# Linear congruence

1. May 2, 2012

### Roodles01

I have a number with which I must use rules of congruence to find the remainder.
rules I must apply are;
split every 3 digits, starting from the right,
find the remainder of each 3 digit number on division by 7
form alternating sum of these remainders.

Thisnumber should be congruent to a modulo 7

the number is 2468135711201104

number 2 468 135 711 201 104
remain 2 6 2 4 5 6

Alternating sum 6-5+4-2+6-2 = 7
So a = 7 (mod 7)

I have gone through this several times with the same result
Would this be right?

Dividing through by 7 only to have a remainder of 7 seems a bit odd!!!

2. May 2, 2012

### tiny-tim

Hi Roodles01!
a is congruent to 7 mod 7 …

(btw, also works for remainders on division by 11 or 13 )

3. May 2, 2012

### HallsofIvy

Staff Emeritus
Not only is it "odd" to have a remainder of 7 when dividing by 7, it is impossible! What you are saying is that the remainder is 0. The calculation you have done is a test for divisibility by 7. Yes, 2468135711201104 is divisible by 7. The hard way to do that would have been to actually divide by 7: 2468135711201104 is 7 times 352590815885872!

4. May 2, 2012

### Curious3141

You've shown that a is divisible by 7, because a = 7 (mod 7) is equivalent to a = 0 (mod 7).

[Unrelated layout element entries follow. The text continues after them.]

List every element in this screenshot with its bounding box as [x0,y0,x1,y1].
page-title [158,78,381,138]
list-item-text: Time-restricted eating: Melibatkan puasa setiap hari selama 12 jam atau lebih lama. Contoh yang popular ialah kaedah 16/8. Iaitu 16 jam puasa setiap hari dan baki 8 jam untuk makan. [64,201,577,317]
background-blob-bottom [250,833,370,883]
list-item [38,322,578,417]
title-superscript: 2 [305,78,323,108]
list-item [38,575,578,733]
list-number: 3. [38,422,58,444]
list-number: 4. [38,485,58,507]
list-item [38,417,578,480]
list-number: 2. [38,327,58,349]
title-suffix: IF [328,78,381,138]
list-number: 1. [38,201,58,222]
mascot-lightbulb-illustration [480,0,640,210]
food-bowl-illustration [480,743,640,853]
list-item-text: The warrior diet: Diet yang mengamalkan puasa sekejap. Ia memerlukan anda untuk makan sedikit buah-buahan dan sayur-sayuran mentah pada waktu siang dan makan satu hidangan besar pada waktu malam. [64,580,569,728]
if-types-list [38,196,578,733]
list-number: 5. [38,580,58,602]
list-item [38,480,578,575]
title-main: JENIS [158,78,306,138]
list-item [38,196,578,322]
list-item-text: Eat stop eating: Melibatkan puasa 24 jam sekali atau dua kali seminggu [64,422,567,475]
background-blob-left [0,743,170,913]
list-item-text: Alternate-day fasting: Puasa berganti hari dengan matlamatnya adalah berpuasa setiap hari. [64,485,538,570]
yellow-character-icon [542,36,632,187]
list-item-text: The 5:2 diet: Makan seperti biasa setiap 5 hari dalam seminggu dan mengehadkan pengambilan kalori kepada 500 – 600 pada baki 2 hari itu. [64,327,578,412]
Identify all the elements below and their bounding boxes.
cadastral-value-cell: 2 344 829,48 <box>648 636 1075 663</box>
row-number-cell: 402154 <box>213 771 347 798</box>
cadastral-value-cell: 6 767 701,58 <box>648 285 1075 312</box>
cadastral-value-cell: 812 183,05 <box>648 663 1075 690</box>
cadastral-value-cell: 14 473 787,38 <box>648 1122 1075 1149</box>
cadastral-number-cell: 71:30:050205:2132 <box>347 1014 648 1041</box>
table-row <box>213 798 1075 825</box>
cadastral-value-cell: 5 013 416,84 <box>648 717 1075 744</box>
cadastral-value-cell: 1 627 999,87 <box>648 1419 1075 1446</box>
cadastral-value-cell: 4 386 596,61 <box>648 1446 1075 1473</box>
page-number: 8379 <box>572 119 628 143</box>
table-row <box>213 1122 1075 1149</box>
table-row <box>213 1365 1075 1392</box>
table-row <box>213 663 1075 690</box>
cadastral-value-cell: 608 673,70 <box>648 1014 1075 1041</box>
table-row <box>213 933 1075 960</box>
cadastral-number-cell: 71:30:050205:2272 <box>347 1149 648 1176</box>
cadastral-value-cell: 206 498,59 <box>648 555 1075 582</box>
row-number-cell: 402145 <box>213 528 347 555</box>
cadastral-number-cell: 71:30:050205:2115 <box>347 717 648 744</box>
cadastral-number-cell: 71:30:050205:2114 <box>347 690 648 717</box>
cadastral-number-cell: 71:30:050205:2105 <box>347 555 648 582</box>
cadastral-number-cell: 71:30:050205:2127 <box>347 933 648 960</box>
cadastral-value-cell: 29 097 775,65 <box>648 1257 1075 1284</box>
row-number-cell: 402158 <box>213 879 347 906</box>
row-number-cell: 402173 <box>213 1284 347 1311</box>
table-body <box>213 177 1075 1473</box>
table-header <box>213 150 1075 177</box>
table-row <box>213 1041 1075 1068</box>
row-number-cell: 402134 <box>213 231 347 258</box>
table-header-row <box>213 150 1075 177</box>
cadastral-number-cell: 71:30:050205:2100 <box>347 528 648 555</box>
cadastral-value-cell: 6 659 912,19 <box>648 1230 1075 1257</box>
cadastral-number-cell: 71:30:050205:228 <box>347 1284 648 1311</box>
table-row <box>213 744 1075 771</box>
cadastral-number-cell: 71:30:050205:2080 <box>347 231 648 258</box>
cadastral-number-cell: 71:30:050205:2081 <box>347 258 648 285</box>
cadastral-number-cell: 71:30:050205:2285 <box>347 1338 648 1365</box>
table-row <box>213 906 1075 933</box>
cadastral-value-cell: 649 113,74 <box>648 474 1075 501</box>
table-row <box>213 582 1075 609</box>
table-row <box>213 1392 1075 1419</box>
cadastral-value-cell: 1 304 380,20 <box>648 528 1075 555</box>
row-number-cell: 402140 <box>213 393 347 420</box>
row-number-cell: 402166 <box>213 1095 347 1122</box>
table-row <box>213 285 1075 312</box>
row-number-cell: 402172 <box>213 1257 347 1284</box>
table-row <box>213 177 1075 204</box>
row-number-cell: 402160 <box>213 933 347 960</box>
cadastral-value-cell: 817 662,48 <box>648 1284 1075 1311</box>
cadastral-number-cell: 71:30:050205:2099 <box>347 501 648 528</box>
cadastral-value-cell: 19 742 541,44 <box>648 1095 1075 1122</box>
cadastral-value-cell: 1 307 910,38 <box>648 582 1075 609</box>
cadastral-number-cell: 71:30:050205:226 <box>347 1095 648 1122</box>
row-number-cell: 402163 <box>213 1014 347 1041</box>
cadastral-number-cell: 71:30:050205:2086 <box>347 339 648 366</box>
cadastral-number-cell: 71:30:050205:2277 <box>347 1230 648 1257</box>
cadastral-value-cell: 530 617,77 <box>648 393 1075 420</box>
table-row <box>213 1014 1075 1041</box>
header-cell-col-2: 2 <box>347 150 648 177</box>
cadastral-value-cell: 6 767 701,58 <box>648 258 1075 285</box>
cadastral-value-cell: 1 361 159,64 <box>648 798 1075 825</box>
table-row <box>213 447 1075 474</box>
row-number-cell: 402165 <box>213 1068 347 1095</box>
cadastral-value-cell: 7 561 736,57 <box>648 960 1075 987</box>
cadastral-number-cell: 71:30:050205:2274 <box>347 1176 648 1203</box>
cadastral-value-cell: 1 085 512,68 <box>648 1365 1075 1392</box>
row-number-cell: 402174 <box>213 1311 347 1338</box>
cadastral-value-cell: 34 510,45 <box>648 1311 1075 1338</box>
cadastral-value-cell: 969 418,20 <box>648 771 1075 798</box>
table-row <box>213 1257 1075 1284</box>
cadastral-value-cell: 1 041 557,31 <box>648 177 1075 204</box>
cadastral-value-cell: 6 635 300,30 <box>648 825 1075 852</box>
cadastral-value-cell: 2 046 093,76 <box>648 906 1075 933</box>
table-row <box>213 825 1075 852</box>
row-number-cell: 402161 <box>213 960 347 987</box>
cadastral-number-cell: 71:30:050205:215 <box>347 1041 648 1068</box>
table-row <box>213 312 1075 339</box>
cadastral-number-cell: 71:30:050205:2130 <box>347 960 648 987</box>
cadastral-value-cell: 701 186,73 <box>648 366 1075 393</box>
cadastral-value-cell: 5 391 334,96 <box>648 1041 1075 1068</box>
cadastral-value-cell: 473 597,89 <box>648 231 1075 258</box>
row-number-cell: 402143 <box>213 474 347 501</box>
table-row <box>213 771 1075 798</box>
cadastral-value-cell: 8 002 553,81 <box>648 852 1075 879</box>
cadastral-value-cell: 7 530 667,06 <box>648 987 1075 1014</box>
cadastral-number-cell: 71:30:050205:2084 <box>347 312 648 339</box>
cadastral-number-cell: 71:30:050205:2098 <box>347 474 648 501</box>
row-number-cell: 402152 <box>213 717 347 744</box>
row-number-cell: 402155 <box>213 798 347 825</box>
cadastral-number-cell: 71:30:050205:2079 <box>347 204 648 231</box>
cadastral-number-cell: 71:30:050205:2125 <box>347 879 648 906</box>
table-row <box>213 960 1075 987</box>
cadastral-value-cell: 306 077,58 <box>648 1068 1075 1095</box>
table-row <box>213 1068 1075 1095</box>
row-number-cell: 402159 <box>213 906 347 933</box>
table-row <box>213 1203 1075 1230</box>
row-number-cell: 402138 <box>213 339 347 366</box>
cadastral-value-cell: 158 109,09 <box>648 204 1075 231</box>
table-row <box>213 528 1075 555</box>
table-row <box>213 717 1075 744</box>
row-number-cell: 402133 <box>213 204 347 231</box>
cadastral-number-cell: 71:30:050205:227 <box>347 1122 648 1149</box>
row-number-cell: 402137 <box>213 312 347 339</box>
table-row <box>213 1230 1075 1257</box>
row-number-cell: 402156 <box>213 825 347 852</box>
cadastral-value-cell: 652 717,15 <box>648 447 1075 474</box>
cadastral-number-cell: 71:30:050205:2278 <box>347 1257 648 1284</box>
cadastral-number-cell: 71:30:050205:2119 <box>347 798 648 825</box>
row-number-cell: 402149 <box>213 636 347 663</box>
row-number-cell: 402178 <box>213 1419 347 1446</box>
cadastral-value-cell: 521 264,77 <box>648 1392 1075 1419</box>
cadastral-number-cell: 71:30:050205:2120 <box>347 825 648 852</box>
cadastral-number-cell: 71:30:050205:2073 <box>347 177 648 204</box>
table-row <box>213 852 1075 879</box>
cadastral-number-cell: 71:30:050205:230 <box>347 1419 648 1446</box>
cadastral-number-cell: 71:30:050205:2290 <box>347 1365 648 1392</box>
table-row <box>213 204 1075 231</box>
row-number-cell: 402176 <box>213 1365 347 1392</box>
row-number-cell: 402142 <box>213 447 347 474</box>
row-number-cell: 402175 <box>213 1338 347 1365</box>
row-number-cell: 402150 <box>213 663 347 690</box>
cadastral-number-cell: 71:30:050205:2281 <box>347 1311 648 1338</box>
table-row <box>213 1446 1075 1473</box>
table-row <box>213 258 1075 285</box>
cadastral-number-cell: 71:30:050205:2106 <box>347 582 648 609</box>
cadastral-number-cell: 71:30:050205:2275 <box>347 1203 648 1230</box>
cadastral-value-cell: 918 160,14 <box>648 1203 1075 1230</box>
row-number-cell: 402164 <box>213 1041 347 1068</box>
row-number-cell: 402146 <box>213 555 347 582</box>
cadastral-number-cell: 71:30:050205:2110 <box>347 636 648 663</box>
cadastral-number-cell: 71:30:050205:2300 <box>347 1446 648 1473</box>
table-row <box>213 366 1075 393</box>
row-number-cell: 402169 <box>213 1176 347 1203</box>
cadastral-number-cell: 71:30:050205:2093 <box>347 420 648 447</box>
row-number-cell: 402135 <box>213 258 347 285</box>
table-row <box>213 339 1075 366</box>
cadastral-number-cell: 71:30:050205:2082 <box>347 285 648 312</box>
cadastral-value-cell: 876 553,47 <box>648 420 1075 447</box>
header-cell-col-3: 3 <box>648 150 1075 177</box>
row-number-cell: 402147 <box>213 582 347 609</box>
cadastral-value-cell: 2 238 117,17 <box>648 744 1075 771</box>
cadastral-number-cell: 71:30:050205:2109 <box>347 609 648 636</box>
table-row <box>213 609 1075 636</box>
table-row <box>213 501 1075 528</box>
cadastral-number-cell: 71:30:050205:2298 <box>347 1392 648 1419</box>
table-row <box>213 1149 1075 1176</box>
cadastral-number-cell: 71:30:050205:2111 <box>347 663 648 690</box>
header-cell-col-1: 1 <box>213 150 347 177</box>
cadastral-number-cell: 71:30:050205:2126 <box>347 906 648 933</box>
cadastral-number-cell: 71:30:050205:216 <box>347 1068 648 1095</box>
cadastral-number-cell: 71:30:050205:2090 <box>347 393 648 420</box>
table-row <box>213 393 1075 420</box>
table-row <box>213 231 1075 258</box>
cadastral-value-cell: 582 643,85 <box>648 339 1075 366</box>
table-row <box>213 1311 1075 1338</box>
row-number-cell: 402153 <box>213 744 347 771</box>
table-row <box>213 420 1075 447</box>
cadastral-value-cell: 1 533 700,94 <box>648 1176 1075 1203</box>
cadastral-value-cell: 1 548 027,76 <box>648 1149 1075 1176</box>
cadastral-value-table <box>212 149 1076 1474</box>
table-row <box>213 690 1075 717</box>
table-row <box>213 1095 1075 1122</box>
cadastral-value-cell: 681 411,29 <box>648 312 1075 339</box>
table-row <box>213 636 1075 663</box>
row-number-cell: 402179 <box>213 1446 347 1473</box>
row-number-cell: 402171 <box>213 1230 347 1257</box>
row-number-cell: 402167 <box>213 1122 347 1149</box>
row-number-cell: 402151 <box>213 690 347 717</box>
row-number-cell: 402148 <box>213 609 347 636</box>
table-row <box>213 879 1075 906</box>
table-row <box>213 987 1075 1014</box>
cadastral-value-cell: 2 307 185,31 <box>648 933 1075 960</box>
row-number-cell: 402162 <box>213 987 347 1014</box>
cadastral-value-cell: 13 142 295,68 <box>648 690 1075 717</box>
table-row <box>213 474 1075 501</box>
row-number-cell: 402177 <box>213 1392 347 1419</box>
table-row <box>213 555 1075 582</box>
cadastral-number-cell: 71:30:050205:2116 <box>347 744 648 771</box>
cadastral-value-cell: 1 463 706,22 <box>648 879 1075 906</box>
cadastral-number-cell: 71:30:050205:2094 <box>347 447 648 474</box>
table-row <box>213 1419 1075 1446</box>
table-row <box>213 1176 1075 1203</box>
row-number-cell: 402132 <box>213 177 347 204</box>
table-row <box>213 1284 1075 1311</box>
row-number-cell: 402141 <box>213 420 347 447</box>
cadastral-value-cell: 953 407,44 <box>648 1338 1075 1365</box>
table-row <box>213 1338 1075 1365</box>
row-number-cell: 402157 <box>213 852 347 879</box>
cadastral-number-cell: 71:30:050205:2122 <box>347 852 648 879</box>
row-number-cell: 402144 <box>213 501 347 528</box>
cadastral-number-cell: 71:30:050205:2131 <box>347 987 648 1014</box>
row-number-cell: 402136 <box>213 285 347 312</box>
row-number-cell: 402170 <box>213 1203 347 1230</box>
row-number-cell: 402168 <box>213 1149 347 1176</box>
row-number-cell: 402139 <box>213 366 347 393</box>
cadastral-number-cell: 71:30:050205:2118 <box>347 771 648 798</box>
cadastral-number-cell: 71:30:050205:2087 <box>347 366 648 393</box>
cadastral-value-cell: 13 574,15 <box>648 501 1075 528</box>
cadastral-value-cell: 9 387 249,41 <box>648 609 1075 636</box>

This is one of the tests for divisibility by 7. To see how it works, consider a = 1000x + y.

Now 1000 = 6(mod 7) = -1 (mod 7).

Hence 1000x = -x(mod 7).

So 1000x + y = (y - x) (mod 7).

Therefore splitting a large number into groups of threes ("thousands"), working out the residues modulo 7 and affixing alternate signs to them before summing allows a quick way to calculate the remainder upon division by 7.